The Competition Act And Merger Control
Competition is a healthy part of growing business. However, what happens when a merger puts a market at risk by threatening that competition? Ramsay Webber looks at the Act, and how it affects and protects competition.
Mergers are regulated by Chapter 3 of The Competition Act 89 of 1998 (“the Act”). Merger regulation ensures that the markets within the economy are operating in a competitive manner and specifically target those commercial transactions that threaten to either prevent of or the lessen competition in the markets.
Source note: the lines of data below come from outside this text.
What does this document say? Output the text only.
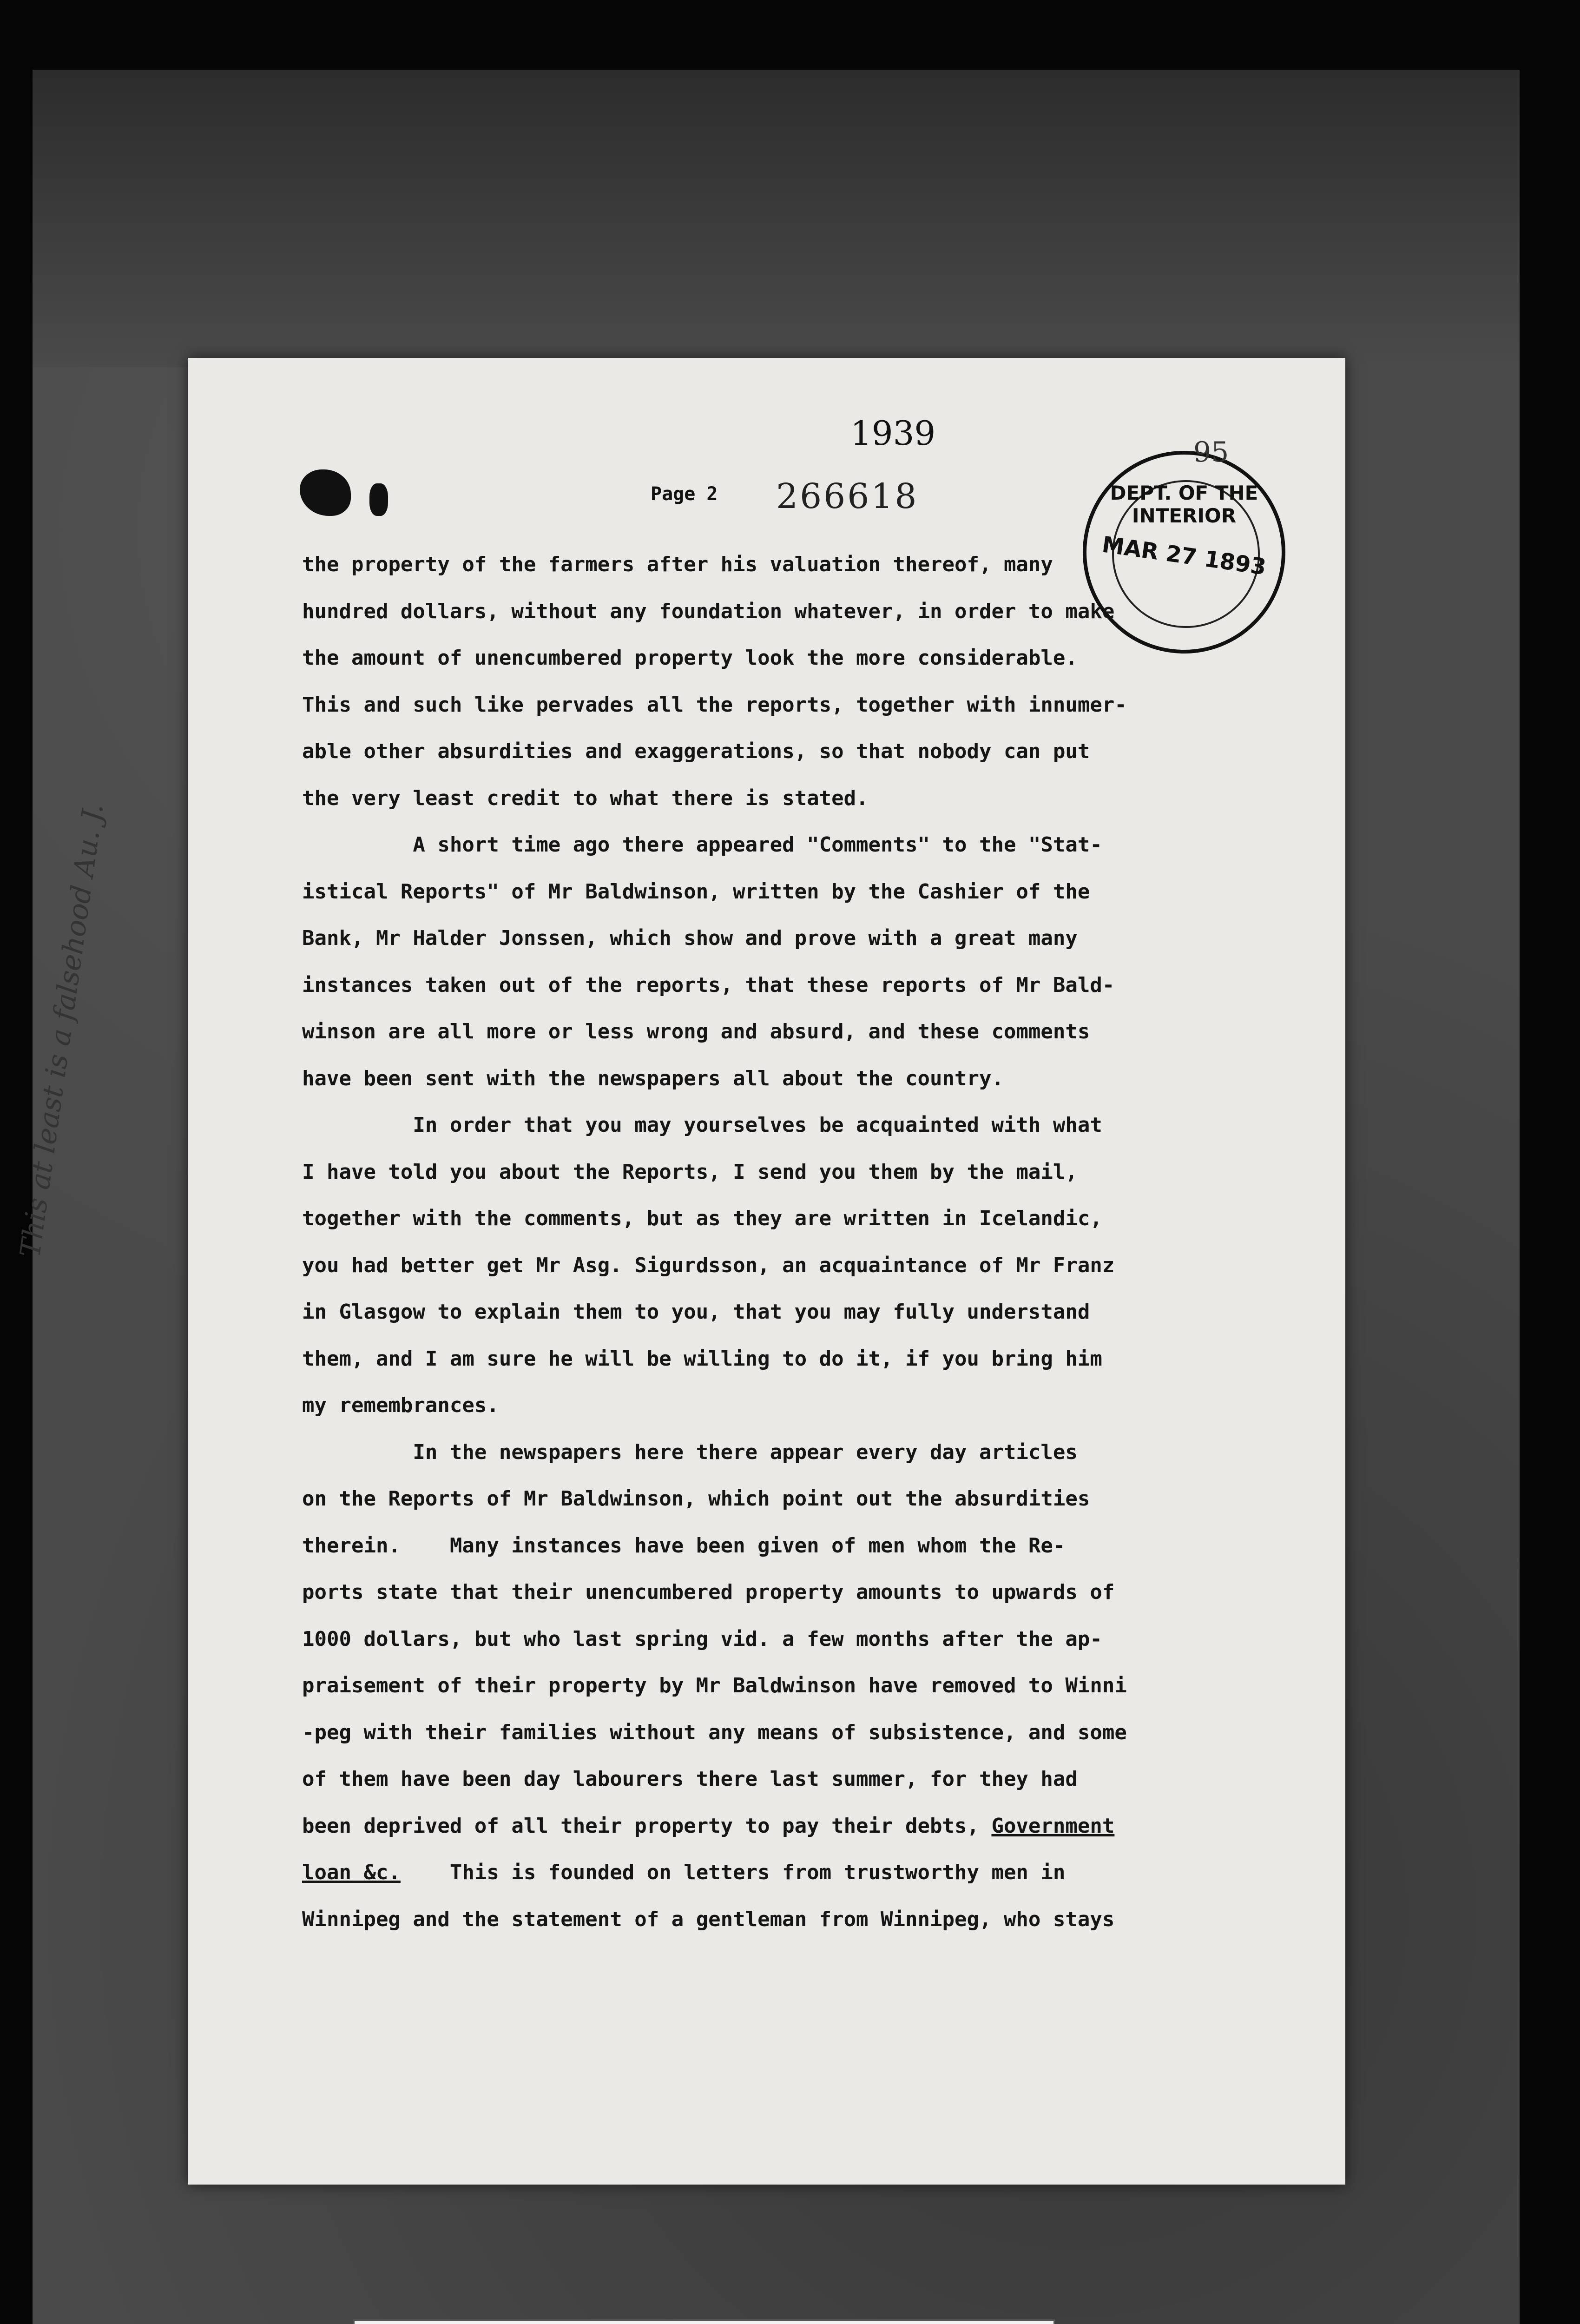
1939
Page 2 266618
95
DEPT. OF THE INTERIOR
MAR 27 1893

the property of the farmers after his valuation thereof, many

hundred dollars, without any foundation whatever, in order to make

the amount of unencumbered property look the more considerable.

This and such like pervades all the reports, together with innumer-

able other absurdities and exaggerations, so that nobody can put

the very least credit to what there is stated.

A short time ago there appeared "Comments" to the "Stat-

istical Reports" of Mr Baldwinson, written by the Cashier of the

Bank, Mr Halder Jonssen, which show and prove with a great many

instances taken out of the reports, that these reports of Mr Bald-

winson are all more or less wrong and absurd, and these comments

have been sent with the newspapers all about the country.

In order that you may yourselves be acquainted with what

I have told you about the Reports, I send you them by the mail,

together with the comments, but as they are written in Icelandic,

you had better get Mr Asg. Sigurdsson, an acquaintance of Mr Franz

in Glasgow to explain them to you, that you may fully understand

them, and I am sure he will be willing to do it, if you bring him

my remembrances.

In the newspapers here there appear every day articles

on the Reports of Mr Baldwinson, which point out the absurdities

therein.    Many instances have been given of men whom the Re-

ports state that their unencumbered property amounts to upwards of

1000 dollars, but who last spring vid. a few months after the ap-

praisement of their property by Mr Baldwinson have removed to Winni

-peg with their families without any means of subsistence, and some

of them have been day labourers there last summer, for they had

been deprived of all their property to pay their debts, Government

loan &c.    This is founded on letters from trustworthy men in

Winnipeg and the statement of a gentleman from Winnipeg, who stays

This at least is a falsehood Au. J.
A merger, as defined in section 12(1)(a) of the Act, occurs when a person or one or more firms directly or indirectly acquire or establish direct or indirect control over the whole or part of the business of another firm. A firm or a person exercises control over another firm if that firm or person:
- Beneficially owns more than half of the issued share capital of a firm or company;
- Is entitled to exercise a majority of the votes that may be cast at a general meeting of the firm
- Is able to appoint or veto the appointment of the majority of the directors of the firm; or
- Has the ability to materially influence the policies of the firm.
Chapter 3 of the Act provides that if the transaction constitutes a merger as it is defined in the Act and the merger exceeds the financial thresholds below those prescribed by the Minister of Trade and Industry in the Government Gazette then the parties to the merger are obliged to notify the competition authorities and pursue their approval of the transaction.
Financial thresholds distinguishing a “small merger” from an “intermediary merger” and a “large merger”:
- A small merger: The combined turnover/asset values of the acquiring firm or group and the target firm is below R560 million and where the target firm’s turnover/asset value is below R80 million.
- A large merger: The combined turnover/asset values of the acquiring firm or group and the target firm exceeds R6.6bn and where the target firm’s turnover/asset value exceeds R 190mill.
- An intermediary merger: The combined turnover/asset values of the acquiring firm or group and the target firm’s turnover/asset value falls between the lower and the higher of these thresholds above.
Small mergers, barring two exceptions do not need to be notified to the competition authorities. The two exceptions are as follows:
- If within six months of the merger the Commission is of the opinion that the merger may substantially lessen or prevent competition or that it cannot be justified on public interest grounds; or
- If at the time of entering into the transaction, any of the merging parties are subject to an investigation by the Commission or are involved in proceedings before the competition tribunal.
In the above situations the merging parties must inform the Commission of the proposed transaction and the Commission can decided whether it requires to be notified.
Intermediary and large mergers are obliged to be notified to the Competition Commission and may not be implemented until the merger is approved without conditions.
In assessing whether a merger will substantially lessen or prevent competition in the market the competition authorities take into consideration a number of factors to determine the strength of competition in the relevant market and the probability of the firms in the market behaving competitively post-merger or whether they will engage in collusive behaviour.
If a merger is, however, likely to result in a technological, efficiency or alternative pro-competitive gain which is greater than the negative effects of the proposed merger or if the merger can be justified on public interest grounds then the competition authorities may approve the merger even if it results in the substantial lessening or prevention of competition in the relevant market.
Recent decisions of the Commission:
On 16 September 2015 the Commission recommended to the Tribunal that the following proposed large mergers be approved without conditions:
- Investec Bank Limited and Ferro South Africa (Pty) Ltd;
- Sun International (South Africa) Limited and GPI Slots Proprietary Limited;
- Fortress Income Fund Limited and Capital Property Fund Limited ;
- Rockwood Fund I and Enviroserv Holdings (Pty) Ltd; and
- Delta Property Fund Ltd and Orthotouch Ltd.